Self-restraint goes unrewarded. If you go back to ordering your $6 meal in hopes of saving money, your tab will be close to $40 anyway unless the other 99 diners cut back also. The good citizen feels like a chump.

And so we read of the freshman Congressman who comes to Congress eager to cut pork out of the budget but in trouble back home because local projects will also come under the knife. Instead of being proud to lead the way, he is forced to fight for those projects to make sure his district gets its "fair share."

Matters get much worse when there are gluttons and drunkards at the restaurant mixing with dieters and teetotalers. The average tab might be $40, but some are eating $80 worth of food while others are stuck with a salad and an iced tea.

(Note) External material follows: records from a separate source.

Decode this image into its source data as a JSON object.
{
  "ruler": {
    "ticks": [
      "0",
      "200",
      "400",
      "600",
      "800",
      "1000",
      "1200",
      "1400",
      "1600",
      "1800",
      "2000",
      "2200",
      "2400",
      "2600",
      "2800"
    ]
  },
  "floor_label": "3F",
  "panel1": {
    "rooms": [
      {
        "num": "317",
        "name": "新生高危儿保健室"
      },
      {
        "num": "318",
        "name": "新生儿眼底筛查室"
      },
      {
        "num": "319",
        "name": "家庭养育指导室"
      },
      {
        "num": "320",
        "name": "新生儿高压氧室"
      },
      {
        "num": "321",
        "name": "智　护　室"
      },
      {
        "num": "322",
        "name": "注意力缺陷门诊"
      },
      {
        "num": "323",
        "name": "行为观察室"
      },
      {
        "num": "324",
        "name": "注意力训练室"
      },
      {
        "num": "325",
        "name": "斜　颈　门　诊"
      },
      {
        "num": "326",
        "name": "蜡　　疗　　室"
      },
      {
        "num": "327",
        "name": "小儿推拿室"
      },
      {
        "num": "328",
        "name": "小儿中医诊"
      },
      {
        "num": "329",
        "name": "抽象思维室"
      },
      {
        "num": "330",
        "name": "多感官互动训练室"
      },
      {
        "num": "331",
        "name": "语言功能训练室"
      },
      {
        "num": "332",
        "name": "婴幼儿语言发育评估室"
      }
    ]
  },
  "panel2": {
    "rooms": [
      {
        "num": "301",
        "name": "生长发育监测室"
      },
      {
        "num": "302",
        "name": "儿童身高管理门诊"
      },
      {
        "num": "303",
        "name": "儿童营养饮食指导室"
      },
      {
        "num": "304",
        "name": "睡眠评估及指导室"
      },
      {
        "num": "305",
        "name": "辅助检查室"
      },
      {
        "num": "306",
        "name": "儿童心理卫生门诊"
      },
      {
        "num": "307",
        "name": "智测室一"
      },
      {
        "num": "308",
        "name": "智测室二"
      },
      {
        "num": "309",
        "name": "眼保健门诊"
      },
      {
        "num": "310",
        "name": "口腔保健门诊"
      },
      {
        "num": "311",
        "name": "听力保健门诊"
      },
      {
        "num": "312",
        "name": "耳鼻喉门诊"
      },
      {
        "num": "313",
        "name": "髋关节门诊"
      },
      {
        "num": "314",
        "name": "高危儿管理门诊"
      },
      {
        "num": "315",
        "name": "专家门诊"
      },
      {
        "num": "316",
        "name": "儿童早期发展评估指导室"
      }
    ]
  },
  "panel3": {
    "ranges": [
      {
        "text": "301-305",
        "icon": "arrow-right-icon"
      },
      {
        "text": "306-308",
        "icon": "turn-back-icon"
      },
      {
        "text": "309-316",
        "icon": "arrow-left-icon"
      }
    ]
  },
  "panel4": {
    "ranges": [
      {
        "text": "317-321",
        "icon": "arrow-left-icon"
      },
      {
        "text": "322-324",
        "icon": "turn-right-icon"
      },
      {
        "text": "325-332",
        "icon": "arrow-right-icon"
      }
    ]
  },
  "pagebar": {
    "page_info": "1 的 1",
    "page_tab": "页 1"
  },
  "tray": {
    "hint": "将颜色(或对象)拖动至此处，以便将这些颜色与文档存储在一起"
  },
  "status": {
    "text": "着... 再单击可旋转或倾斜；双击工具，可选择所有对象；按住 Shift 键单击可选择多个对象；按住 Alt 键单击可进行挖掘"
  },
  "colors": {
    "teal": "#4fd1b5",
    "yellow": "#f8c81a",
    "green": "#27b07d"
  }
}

Those with modest appetites would like to flee the smorgasbord, but suppose it's the only restaurant in town and you are forced to eat there every night. Resentment and anger come naturally. And being the only restaurant in town, you can imagine the quality of the service.

Such a restaurant can be a happy place if the light eaters enjoy watching the gluttony of those who eat and drink with gusto. Many government programs generate a comparable wide range of support. But many do not. How many Americans other than farmers benefit from the farm subsidy programs? How many Americans other than train riders derive benefit from the Amtrak subsidy?

People who are overeating at the expense of others should be ashamed. That shame will return when others are forced to cut back too. This requires deep cuts and an end to the government smorgasbord where the few benefit at the expense of the many.